Para penggugat menuduh TikTok menggunakan perangkat lunak yang sengaja dirancang untuk membuat anak-anak dan remaja kecanduan, sehingga mereka lebih sering dan lebih lama menghabiskan waktu di platform tersebut.
“TikTok memicu kecanduan media sosial untuk meningkatkan keuntungan perusahaan,” ungkap Jaksa Agung California, Rob Bonta, dalam sebuah pernyataan.
Selain itu, TikTok juga dituduh menargetkan pengguna muda agar mereka bisa ditargetkan dengan iklan.
“Anak-anak muda mengalami gangguan kesehatan mental karena platform media sosial yang membuat kecanduan seperti TikTok,” ujar Jaksa Agung New York, Letitia James.
TikTok sebelumnya membantah tuduhan tersebut dengan menyatakan bahwa mereka menawarkan perlindungan khusus untuk remaja dan orang tua.
Namun, Jaksa Agung Washington DC, Brian Schwalb, menuduh bahwa TikTok menjalankan bisnis transfer uang tanpa izin melalui fitur live streaming dan mata uang virtualnya.
Gugatan ini juga menuduh platform tersebut memfasilitasi eksploitasi seksual terhadap pengguna di bawah umur.
Beberapa negara bagian seperti Illinois, Kentucky, dan Vermont turut dalam gugatan ini Pada hari Selasa.

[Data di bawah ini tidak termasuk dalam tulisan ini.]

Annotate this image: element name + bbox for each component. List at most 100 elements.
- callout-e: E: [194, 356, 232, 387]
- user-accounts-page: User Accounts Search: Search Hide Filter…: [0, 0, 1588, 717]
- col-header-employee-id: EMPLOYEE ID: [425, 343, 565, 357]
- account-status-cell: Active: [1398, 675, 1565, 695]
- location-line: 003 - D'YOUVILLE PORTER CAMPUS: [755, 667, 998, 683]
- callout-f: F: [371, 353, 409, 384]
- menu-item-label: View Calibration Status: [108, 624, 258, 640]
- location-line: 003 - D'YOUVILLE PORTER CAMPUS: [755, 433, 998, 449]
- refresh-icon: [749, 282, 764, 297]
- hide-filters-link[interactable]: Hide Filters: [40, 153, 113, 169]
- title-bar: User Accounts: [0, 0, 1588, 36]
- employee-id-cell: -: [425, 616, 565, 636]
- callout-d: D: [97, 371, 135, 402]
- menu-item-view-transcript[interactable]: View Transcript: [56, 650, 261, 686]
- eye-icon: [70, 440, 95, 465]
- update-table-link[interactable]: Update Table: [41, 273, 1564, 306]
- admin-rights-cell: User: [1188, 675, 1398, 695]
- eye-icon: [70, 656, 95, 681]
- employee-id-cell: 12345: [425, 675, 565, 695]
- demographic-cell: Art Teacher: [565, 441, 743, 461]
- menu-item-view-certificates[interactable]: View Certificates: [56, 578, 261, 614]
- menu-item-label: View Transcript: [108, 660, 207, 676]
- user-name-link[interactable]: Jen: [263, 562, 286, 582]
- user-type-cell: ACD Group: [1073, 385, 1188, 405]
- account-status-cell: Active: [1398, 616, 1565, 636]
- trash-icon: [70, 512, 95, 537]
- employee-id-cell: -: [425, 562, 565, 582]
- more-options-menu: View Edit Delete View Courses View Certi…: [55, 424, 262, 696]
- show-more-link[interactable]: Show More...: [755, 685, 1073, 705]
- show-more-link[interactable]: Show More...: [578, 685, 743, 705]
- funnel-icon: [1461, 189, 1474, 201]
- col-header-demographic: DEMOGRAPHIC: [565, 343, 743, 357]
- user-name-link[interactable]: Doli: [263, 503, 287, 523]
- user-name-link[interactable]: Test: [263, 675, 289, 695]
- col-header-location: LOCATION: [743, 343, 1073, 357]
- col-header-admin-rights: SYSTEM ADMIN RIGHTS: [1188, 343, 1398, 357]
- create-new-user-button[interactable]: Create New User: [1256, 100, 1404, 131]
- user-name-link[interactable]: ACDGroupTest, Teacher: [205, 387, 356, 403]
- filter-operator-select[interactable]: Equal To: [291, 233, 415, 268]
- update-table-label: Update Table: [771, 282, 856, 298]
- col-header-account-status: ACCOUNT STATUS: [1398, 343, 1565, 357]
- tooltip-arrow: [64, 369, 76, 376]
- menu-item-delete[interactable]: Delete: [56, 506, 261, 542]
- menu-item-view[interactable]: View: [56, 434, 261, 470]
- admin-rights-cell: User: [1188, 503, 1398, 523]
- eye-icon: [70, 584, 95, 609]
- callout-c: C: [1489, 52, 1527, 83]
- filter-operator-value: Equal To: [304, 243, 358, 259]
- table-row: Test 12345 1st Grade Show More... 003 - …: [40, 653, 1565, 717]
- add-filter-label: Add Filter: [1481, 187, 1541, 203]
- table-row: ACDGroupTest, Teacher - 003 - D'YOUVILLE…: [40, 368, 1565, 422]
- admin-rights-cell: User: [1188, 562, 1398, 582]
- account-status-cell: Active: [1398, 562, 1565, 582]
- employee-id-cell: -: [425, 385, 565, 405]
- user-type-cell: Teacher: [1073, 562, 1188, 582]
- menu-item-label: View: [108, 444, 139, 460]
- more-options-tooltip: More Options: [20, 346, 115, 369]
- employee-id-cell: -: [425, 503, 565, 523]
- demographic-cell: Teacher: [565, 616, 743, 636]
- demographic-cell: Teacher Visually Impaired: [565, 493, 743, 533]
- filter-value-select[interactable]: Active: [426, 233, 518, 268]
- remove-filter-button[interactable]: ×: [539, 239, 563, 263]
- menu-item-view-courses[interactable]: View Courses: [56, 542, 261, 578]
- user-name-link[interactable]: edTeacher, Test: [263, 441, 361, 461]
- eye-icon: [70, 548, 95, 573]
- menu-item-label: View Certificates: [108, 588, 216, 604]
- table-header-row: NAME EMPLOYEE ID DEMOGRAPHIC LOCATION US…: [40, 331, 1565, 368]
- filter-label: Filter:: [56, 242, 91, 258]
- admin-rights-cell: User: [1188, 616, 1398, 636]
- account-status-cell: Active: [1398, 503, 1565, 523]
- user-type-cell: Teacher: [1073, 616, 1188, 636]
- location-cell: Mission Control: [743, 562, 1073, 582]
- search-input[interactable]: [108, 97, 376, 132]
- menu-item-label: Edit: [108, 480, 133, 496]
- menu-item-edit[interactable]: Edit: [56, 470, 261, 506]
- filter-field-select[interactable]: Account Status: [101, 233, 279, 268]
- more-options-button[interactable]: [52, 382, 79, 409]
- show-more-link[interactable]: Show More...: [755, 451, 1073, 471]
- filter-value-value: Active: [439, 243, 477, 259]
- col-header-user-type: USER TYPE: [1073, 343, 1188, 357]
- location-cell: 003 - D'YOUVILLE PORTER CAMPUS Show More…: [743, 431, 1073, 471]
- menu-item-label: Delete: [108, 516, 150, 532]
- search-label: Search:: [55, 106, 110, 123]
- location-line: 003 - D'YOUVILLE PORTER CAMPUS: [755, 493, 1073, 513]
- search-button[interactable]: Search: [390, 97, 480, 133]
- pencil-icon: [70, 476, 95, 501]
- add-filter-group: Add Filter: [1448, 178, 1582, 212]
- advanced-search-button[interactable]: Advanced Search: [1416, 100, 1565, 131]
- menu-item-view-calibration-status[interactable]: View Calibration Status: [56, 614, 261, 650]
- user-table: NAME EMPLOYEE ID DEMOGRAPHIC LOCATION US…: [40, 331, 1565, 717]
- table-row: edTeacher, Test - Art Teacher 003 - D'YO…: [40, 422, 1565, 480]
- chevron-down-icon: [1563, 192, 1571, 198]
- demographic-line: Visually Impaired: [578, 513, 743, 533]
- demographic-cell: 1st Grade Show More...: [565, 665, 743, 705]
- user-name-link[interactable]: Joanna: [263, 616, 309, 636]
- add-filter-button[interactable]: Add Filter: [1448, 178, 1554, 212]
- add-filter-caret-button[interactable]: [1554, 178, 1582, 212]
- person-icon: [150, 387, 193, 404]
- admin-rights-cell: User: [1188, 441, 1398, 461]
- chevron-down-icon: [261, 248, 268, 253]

Pada bulan Maret 2022, delapan negara termasuk Massachusetts dan Californa, sudah memulai penyelidikan nasional mengenai dampak TikTok terhadap anak muda.
Departemen Kehakiman AS juga menggugat TikTok pada Agustus terkait privasi anak-anak di platform tersebut.
Kini, perusahaan induk TikTok di China, ByteDance, menghadapi tekanan berat di AS, dengan ancaman undang-undang yang bisa melarang aplikasi tersebut beroperasi di negara tersebut. (SP)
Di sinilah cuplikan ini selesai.